Incidentally, note that master_gtid_pos has just one global transaction ID per domain_id, not one per server_id. Thus, if not using any form of multi-master, there will be just one global transaction ID to set.

So if we start with server 1 as the master, and then some time later switch over to server 2 for a master, the binlog will have global transaction IDs both with server_id=1 and server_id=2. But the slave binlog state will be just a single global transaction ID, with server_id=2 in this case. Since binlog order is always the same within one replication domain, a single global transaction ID is sufficient to know the correct place to continue replication.

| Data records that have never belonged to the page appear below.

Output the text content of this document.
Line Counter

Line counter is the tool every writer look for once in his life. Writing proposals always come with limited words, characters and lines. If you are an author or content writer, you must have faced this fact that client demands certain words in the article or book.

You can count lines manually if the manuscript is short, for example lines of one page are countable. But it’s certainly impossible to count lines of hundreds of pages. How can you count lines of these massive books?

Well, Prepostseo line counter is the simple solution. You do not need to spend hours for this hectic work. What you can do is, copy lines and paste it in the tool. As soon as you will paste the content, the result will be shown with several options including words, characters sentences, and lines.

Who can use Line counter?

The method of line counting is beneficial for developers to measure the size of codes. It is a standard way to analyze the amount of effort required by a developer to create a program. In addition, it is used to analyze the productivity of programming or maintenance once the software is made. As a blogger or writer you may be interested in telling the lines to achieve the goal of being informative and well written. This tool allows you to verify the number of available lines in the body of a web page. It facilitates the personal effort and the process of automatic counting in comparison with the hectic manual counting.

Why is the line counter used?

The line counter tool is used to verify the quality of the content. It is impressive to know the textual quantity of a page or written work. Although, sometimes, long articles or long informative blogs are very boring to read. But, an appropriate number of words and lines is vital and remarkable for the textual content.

I think this is a very nice property, that the size of the replication state is fixed: one global transaction ID per configured replication domain. In contrast, for MySQL 5.6 global transaction ID, any server_id that ever worked as master will remain in the replication state forever. If you ever had a server id 666 you will still be stuck with it 10 years later when you specify the replication state in CHANGE MASTER (assuming they will at some point even allow specifying the replication state in CHANGE MASTER).

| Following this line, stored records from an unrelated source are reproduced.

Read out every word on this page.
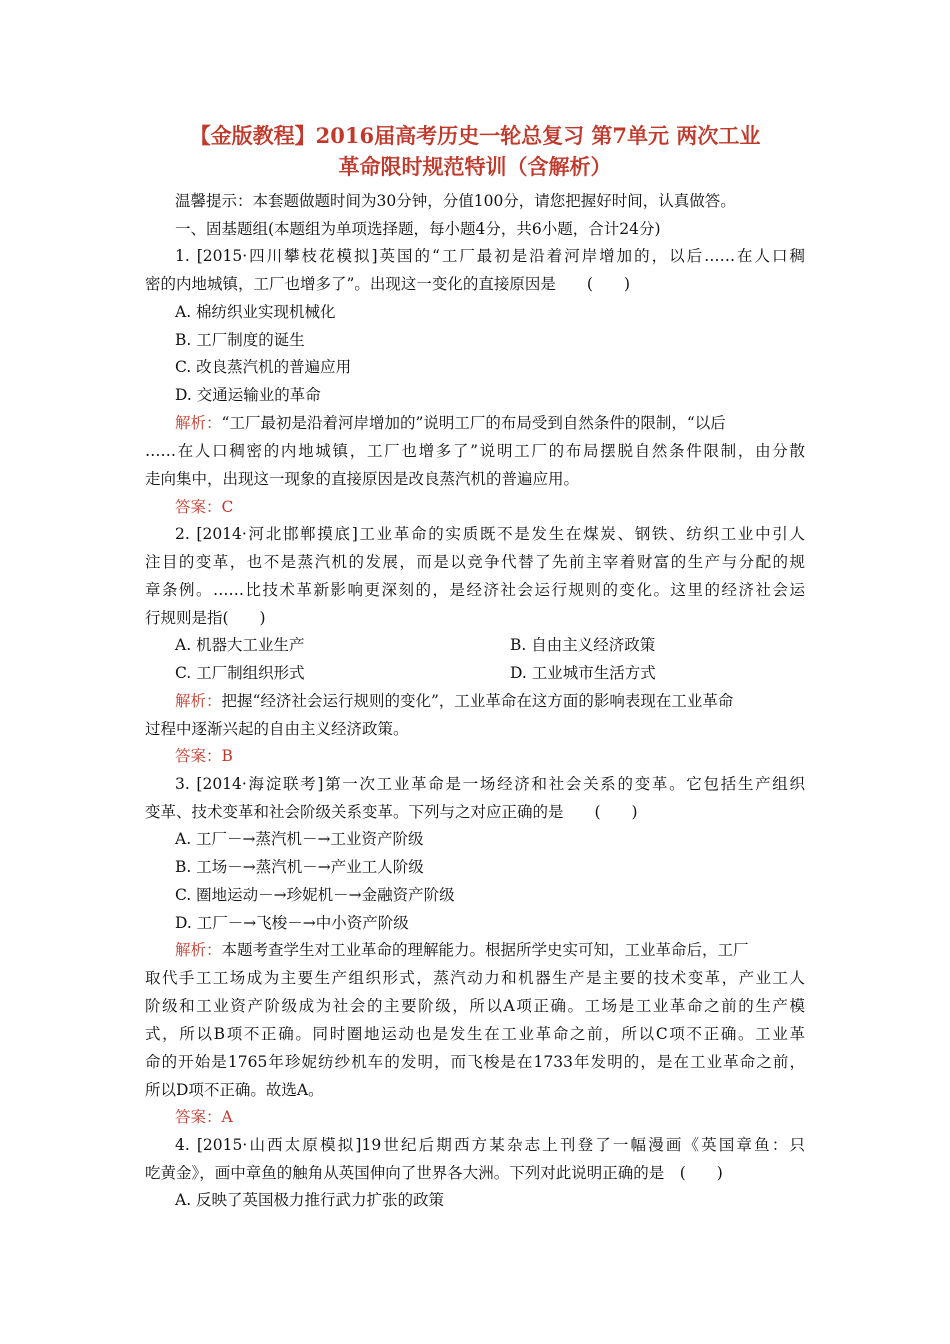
【金版教程】2016届高考历史一轮总复习 第7单元 两次工业
革命限时规范特训（含解析）
温馨提示：本套题做题时间为30分钟，分值100分，请您把握好时间，认真做答。
一、固基题组(本题组为单项选择题，每小题4分，共6小题，合计24分)
1. [2015·四川攀枝花模拟]英国的“工厂最初是沿着河岸增加的，以后……在人口稠
密的内地城镇，工厂也增多了”。出现这一变化的直接原因是　　(　　)
A. 棉纺织业实现机械化
B. 工厂制度的诞生
C. 改良蒸汽机的普遍应用
D. 交通运输业的革命
解析：“工厂最初是沿着河岸增加的”说明工厂的布局受到自然条件的限制，“以后
……在人口稠密的内地城镇，工厂也增多了”说明工厂的布局摆脱自然条件限制，由分散
走向集中，出现这一现象的直接原因是改良蒸汽机的普遍应用。
答案：C
2. [2014·河北邯郸摸底]工业革命的实质既不是发生在煤炭、钢铁、纺织工业中引人
注目的变革，也不是蒸汽机的发展，而是以竞争代替了先前主宰着财富的生产与分配的规
章条例。……比技术革新影响更深刻的，是经济社会运行规则的变化。这里的经济社会运
行规则是指(　　)
A. 机器大工业生产	B. 自由主义经济政策
C. 工厂制组织形式	D. 工业城市生活方式
解析：把握“经济社会运行规则的变化”，工业革命在这方面的影响表现在工业革命
过程中逐渐兴起的自由主义经济政策。
答案：B
3. [2014·海淀联考]第一次工业革命是一场经济和社会关系的变革。它包括生产组织
变革、技术变革和社会阶级关系变革。下列与之对应正确的是　　(　　)
A. 工厂－→蒸汽机－→工业资产阶级
B. 工场－→蒸汽机－→产业工人阶级
C. 圈地运动－→珍妮机－→金融资产阶级
D. 工厂－→飞梭－→中小资产阶级
解析：本题考查学生对工业革命的理解能力。根据所学史实可知，工业革命后，工厂
取代手工工场成为主要生产组织形式，蒸汽动力和机器生产是主要的技术变革，产业工人
阶级和工业资产阶级成为社会的主要阶级，所以A项正确。工场是工业革命之前的生产模
式，所以B项不正确。同时圈地运动也是发生在工业革命之前，所以C项不正确。工业革
命的开始是1765年珍妮纺纱机车的发明，而飞梭是在1733年发明的，是在工业革命之前，
所以D项不正确。故选A。
答案：A
4. [2015·山西太原模拟]19世纪后期西方某杂志上刊登了一幅漫画《英国章鱼：只
吃黄金》，画中章鱼的触角从英国伸向了世界各大洲。下列对此说明正确的是　(　　)
A. 反映了英国极力推行武力扩张的政策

Once the global transaction replication state is set, changing to a new master could happen with something like this:

    CHANGE MASTER TO master_host = "master.lan",
                     master_gtid_pos = AUTO;

This is the whole point of global transaction ID, of course, to be able to do this and automatically get replication started from the right point(s) in the binlog on the new master.

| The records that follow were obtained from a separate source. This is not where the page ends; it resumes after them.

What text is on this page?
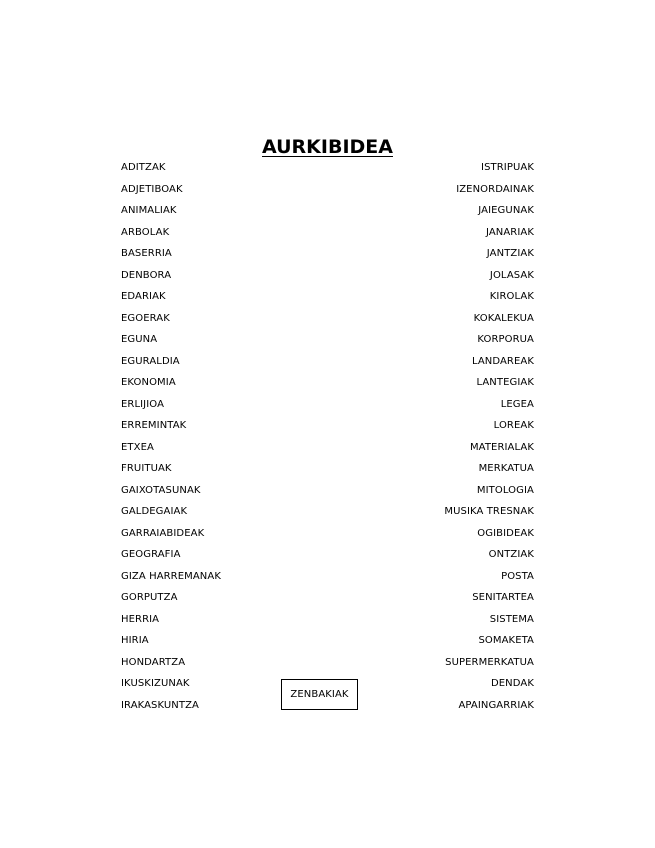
AURKIBIDEA
ADITZAK
ADJETIBOAK
ANIMALIAK
ARBOLAK
BASERRIA
DENBORA
EDARIAK
EGOERAK
EGUNA
EGURALDIA
EKONOMIA
ERLIJIOA
ERREMINTAK
ETXEA
FRUITUAK
GAIXOTASUNAK
GALDEGAIAK
GARRAIABIDEAK
GEOGRAFIA
GIZA HARREMANAK
GORPUTZA
HERRIA
HIRIA
HONDARTZA
IKUSKIZUNAK
IRAKASKUNTZA
ISTRIPUAK
IZENORDAINAK
JAIEGUNAK
JANARIAK
JANTZIAK
JOLASAK
KIROLAK
KOKALEKUA
KORPORUA
LANDAREAK
LANTEGIAK
LEGEA
LOREAK
MATERIALAK
MERKATUA
MITOLOGIA
MUSIKA TRESNAK
OGIBIDEAK
ONTZIAK
POSTA
SENITARTEA
SISTEMA
SOMAKETA
SUPERMERKATUA
DENDAK
APAINGARRIAK
ZENBAKIAK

One idea that I have not yet decided about is to allow just this simple syntax:

    CHANGE MASTER TO master_host = "master.lan";

so that if no starting position is specified, and a global transaction state already exists, we default to master_gtid_pos = AUTO. This would be a change in current behaviour, so maybe it is not a good idea. On the other hand, the current behaviour is to start replication from whatever happens to be the first not yet purged binlog file on the master, which is almost guaranteed to be wrong. So it is tempting to change this simple syntax to just do the right thing.

On extensions to mysqlbinlog

Robert mentions some possible extensions to the mysqlbinlog program, and I agree with those.

The master binlog is carefully designed so that it is easily possible to locate any given global transaction ID and the corresponding binlog position (or determine that such global transaction ID is not present in any binlog files). In the initial design this requires scanning one (but just one) binlog file from the beginning; later we could add an index facility if this becomes a bottleneck. The mysqlbinlog program should also support this, probably by allowing to specify a global transaction ID (or multiple IDs) for --start-position and --stop-position.

Robert also mentions the usefulness of an option to filter out events from within just one replication domain/stream. This is something I had not thought of, but it would clearly be useful and is simple to implement.

On session variable server_id

With MariaDB global transaction ID, server_id becomes a session variable, as do newly introduced variables gtid_domain_id and gtid_seq_no. This allows an external replication mechanism to apply events from another server outside the normal replication mechanism, and still preserve the global transaction ID when the resulting queries are logged in the local binlog. One important use case for this is of course point-in-time recovery, mysqlbinlog | mysql. Here, mysqlbinlog can set these variables to preserve the global transaction IDs on the events applied, so that fail-over and so on will still work correctly.

Since messing with server_id and so on has the possibility to easily break replication, setting these requires SUPER privileges.